Eddard gathers his daughters together to inform them that matters are becoming dangerous and he’s sending them away. Arya is only worried about her lessons with Syrio, now that she’s starting to become good, but Sansa doesn’t want to be parted from Joffrey. Arya mocks her about Joffrey’s qualities and the children they’ll have. Eddard promises to find a better man for Sansa, someone brave and gentle and kind, and Sansa says she doesn’t want someone brave, gentle, or kind, she wants Joffrey; this gives Arya more reason to laugh at her sister. Sansa says that Joffrey is nothing like his drunkard of a father, and that their children will be beautiful and golden-haired… and suddenly Eddard realizes that Jon Arryn died for.
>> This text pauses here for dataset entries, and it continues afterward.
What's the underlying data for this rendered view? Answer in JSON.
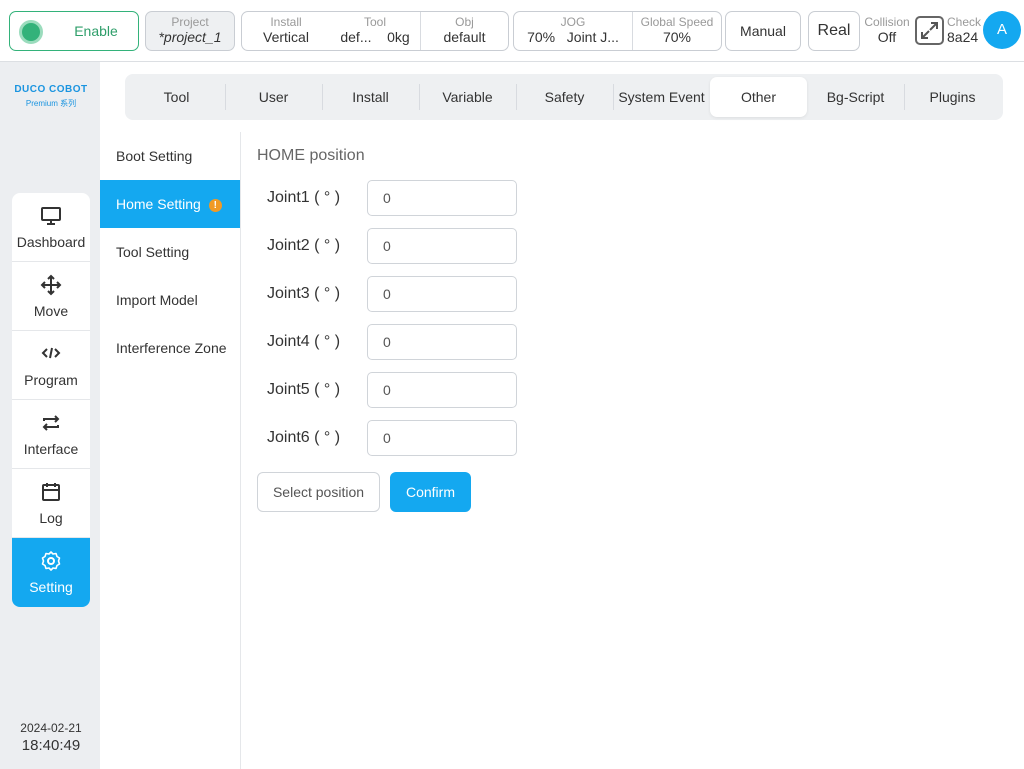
{
  "topbar": {
    "enable_label": "Enable",
    "project": {
      "label": "Project",
      "value": "*project_1"
    },
    "install": {
      "label": "Install",
      "value": "Vertical"
    },
    "tool": {
      "label": "Tool",
      "value_name": "def...",
      "value_load": "0kg"
    },
    "obj": {
      "label": "Obj",
      "value": "default"
    },
    "jog": {
      "label": "JOG",
      "value_speed": "70%",
      "value_mode": "Joint J..."
    },
    "global_speed": {
      "label": "Global Speed",
      "value": "70%"
    },
    "mode_label": "Manual",
    "real_label": "Real",
    "collision": {
      "label": "Collision",
      "value": "Off"
    },
    "check": {
      "label": "Check",
      "value": "8a24"
    },
    "avatar_letter": "A"
  },
  "logo": {
    "line1": "DUCO COBOT",
    "line2": "Premium 系列"
  },
  "nav": [
    {
      "label": "Dashboard",
      "icon": "monitor-icon"
    },
    {
      "label": "Move",
      "icon": "move-arrows-icon"
    },
    {
      "label": "Program",
      "icon": "code-icon"
    },
    {
      "label": "Interface",
      "icon": "swap-icon"
    },
    {
      "label": "Log",
      "icon": "calendar-icon"
    },
    {
      "label": "Setting",
      "icon": "gear-icon",
      "active": true
    }
  ],
  "clock": {
    "date": "2024-02-21",
    "time": "18:40:49"
  },
  "tabs": [
    "Tool",
    "User",
    "Install",
    "Variable",
    "Safety",
    "System Event",
    "Other",
    "Bg-Script",
    "Plugins"
  ],
  "active_tab": "Other",
  "subnav": [
    "Boot Setting",
    "Home Setting",
    "Tool Setting",
    "Import Model",
    "Interference Zone"
  ],
  "active_subnav": "Home Setting",
  "warn_glyph": "!",
  "section_title": "HOME position",
  "joints": [
    {
      "label": "Joint1 ( ° )",
      "value": "0"
    },
    {
      "label": "Joint2 ( ° )",
      "value": "0"
    },
    {
      "label": "Joint3 ( ° )",
      "value": "0"
    },
    {
      "label": "Joint4 ( ° )",
      "value": "0"
    },
    {
      "label": "Joint5 ( ° )",
      "value": "0"
    },
    {
      "label": "Joint6 ( ° )",
      "value": "0"
    }
  ],
  "buttons": {
    "select_position": "Select position",
    "confirm": "Confirm"
  },
  "colors": {
    "accent": "#14a8f0",
    "enable_green": "#33b27a",
    "warning": "#f09a25"
  }
}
He insists his daughters are going, and Arya has to drag a protesting Sansa away. He goes to the book of lineages, and begins to see that the Baratheons are always black-haired, for generations… but not Joffrey.
A feast in Vaes Dothrak, with dancing women performing as Drogo and his bloodriders sit and talk and watch. Viserys enters, drunk and angry, indicating he was not invited. Drogo says that there is a place for him, in a dark corner of the hall, and Viserys replies that his no place for a king. Drogo, in broken Common Tongue, tells him he is no king. Viserys demands the crown that was promised him, or he will take Daenerys and her dragon eggs away from Drogo. When Daenerys tries to get him to stop, he draws his sword, against the laws of Vaes Dothrak that allow no blood to be shed, but Viserys says those laws do not bind him. Irri translates Viserys’s words for Drogo, until Drogo at last speaks. Daenerys provides the translation, that Drogo promises Viserys a crown that will make men tremble to look upon it.
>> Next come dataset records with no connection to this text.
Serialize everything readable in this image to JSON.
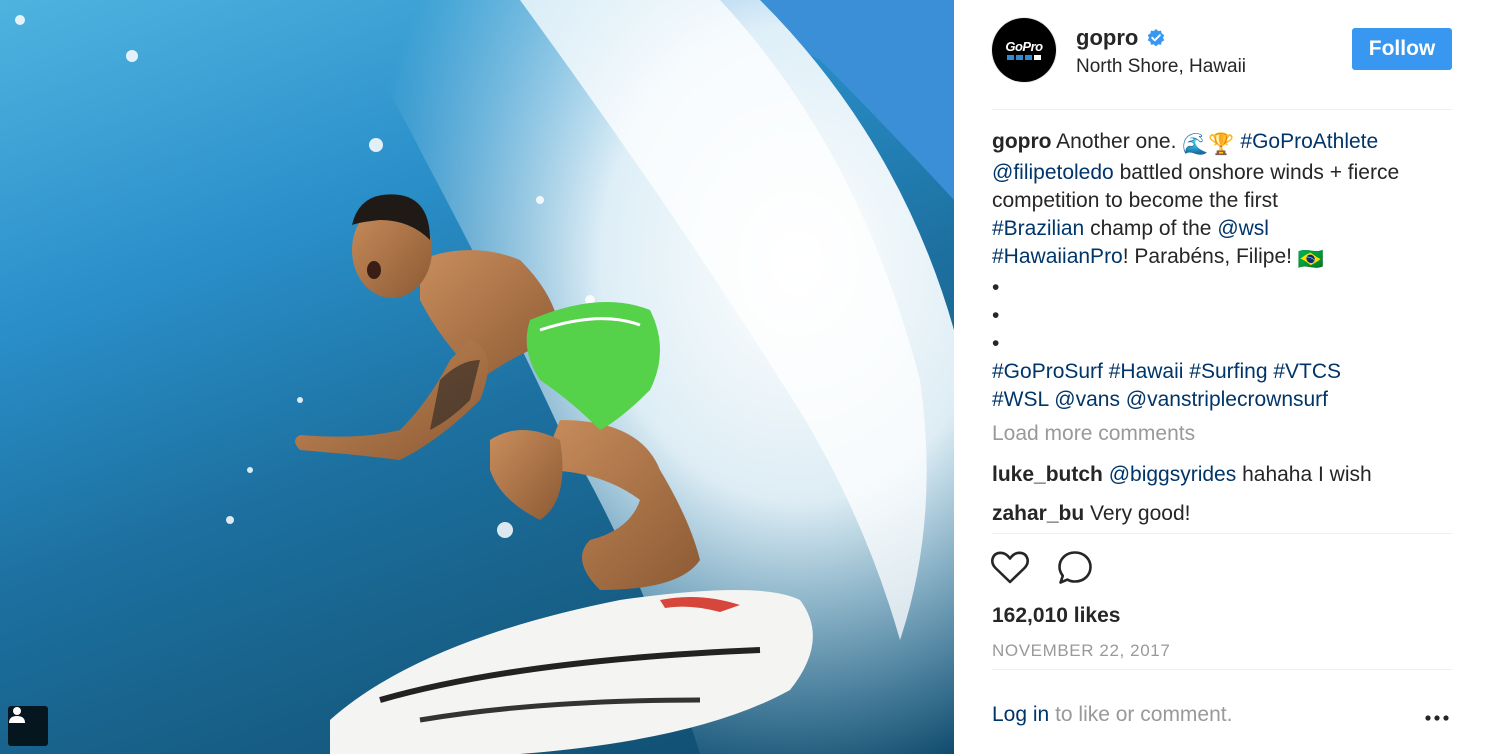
{
  "post": {
    "username": "gopro",
    "location": "North Shore, Hawaii",
    "follow_label": "Follow",
    "avatar_logo": "GoPro"
  },
  "caption": {
    "username": "gopro",
    "text_1": "Another one.",
    "emojis_1": "🌊🏆",
    "tag_athlete": "#GoProAthlete",
    "mention_filipe": "@filipetoledo",
    "text_2": "battled onshore winds + fierce competition to become the first",
    "tag_brazilian": "#Brazilian",
    "text_3": "champ of the",
    "mention_wsl": "@wsl",
    "tag_hawaiianpro": "#HawaiianPro",
    "text_4": "! Parabéns, Filipe!",
    "emoji_flag": "🇧🇷",
    "bullets": [
      "•",
      "•",
      "•"
    ],
    "tags_line": [
      "#GoProSurf",
      "#Hawaii",
      "#Surfing",
      "#VTCS",
      "#WSL",
      "@vans",
      "@vanstriplecrownsurf"
    ]
  },
  "load_more_label": "Load more comments",
  "comments": [
    {
      "user": "luke_butch",
      "mention": "@biggsyrides",
      "text": "hahaha I wish"
    },
    {
      "user": "zahar_bu",
      "mention": "",
      "text": "Very good!"
    }
  ],
  "likes": "162,010 likes",
  "date": "NOVEMBER 22, 2017",
  "login": {
    "link": "Log in",
    "rest": "to like or comment."
  },
  "icons": {
    "verified": "verified-badge-icon",
    "like": "heart-icon",
    "comment": "comment-bubble-icon",
    "more": "more-options-icon",
    "user_tag": "user-tag-icon"
  },
  "colors": {
    "follow_button": "#3897f0",
    "link": "#003569",
    "muted": "#999999",
    "verified": "#3897f0"
  }
}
Viserys looks between them ... and then smiles, saying that that’s all he ever wanted, what was promised to him. Drogo moves to Daenerys, and the two lock eyes… and then Drogo gives the command. His bloodriders seize Viserys and break his arm so that he drops the weapon. He screams for his crown, and then for Dany as Drogo throws his medallion belt into a cauldron over an open flame, watching the metal melt. When it’s melted enough, he takes the cauldron. Viserys screams, begging, as Drogo upends the melted metal onto Viserys’s head, which instantly burns up any blood so that none is spilled. It’s a quick but ugly death, with Viserys’s screams soon stopping.
Daenerys did not look away at all. She watched her brother’s death, knowing it was coming, and doing nothing to stop it. But she tells Jorah that Viserys was no true dragon: fire cannot kill a dragon.